ÖB 01/2017: „Ökonomen-Barometer: Jahres-Auftakt nach Maß!“

Das Ökonomen-Barometer von €uro am Sonntag und dem Nach­richtensender n-tv hat einen bemerkenswerten Jah­res-Auftakt hingelegt. Die Teilnehmer der Januar-Umfrage schätzen die derzeitige wirtschaftliche Lage so gut ein wie zuletzt 2011. Ungeachtet der Unsicherheiten, die vom neuen US-Präsidenten Donald Trump oder Austrittsverhandlungen Großbritanniens mit der EU ausgehen, hat sich auch der Ausblick auf die kommenden zwölf Monate nochmals aufgehellt: Der Indexwert stieg um sieben Prozent auf einen Stand von 69,3 Punkten. Das ist der höchste Wert seit Mai 2015. Die Einschätzung der aktuellen Lage legte zwar nur um vier Prozent zu, erreicht aber mit 66,7 Punkten den besten Wert seit über fünf Jahren.
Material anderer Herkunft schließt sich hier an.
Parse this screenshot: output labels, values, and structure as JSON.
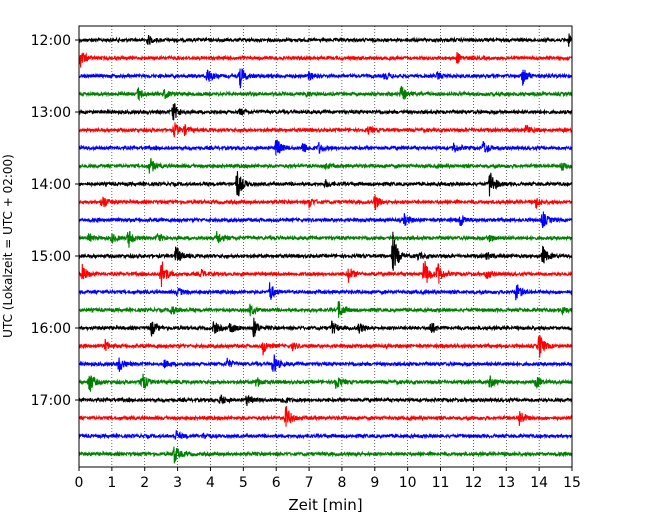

von Wolfgang Ehrensberger, Euro am Sonntag

Konsum als treibende Kraft

Die Ergebnisse liegen auf Linie des Konjunkturindikators des Mannheimer Zentrums für Europäische Wirtschaftsforschung (ZEW). In der Januar-­Umfrage haben die vom ZEW befragten Börsenprofis die aktuelle Lage ebenfalls als so gut ­eingeschätzt wie zuletzt vor fünf­einhalb Jahren. Nach den soeben vom Statistischen Bundesamt veröffentlichten Zahlen stieg das Bruttoinlandsprodukt 2016 um 1,9 Prozent und damit so stark wie seit 2011 nicht mehr. Vor allem die Inlandskonjunktur boomt. „Der Konsum war erneut die treibende Kraft“, sagte Statistik­amtspräsident Dieter Sarreither. Rekordbeschäftigung, steigende Löhne sowie billiges Tanken und Heizen beflügelten die Kaufkraft der Verbraucher.

Auftragseingänge und Stimmungsindikatoren versprächen einen guten Start in das Jahr 2017, hieß es im Wirtschafts­ministerium. Die Unsicherheiten unter dem neuen US-Präsidenten und die Verhandlungen über den EU-Austritt Großbritanniens könnten allerdings den Konjunkturverlauf 2017 beeinträchtigen. Die Bundesregierung kalkuliert dieses Jahr mit einem Wirtschaftswachstum von 1,4 Prozent, auch wegen der geringeren Zahl der Arbeitstage.

Votum für Abgeltungsteuer

In der Januar-Umfrage des Ökonomen-Barometers beschäftigten sich die Teilnehmer mit der 2009 eingeführten pauschalen Abgeltungsteuer von 25 Prozent auf Kapitalerträge. Zuvor waren Kapitalerträge nach dem normalen Einkommensteuer­tarif besteuert worden. 71 Prozent der im Ökonomen-Barometer befragten Experten halten die pauschale Abgeltungsteuer bei Einkünften aus Kapitaler­trägen nach wie vor für richtig. 18 Prozent lehnen sie ab.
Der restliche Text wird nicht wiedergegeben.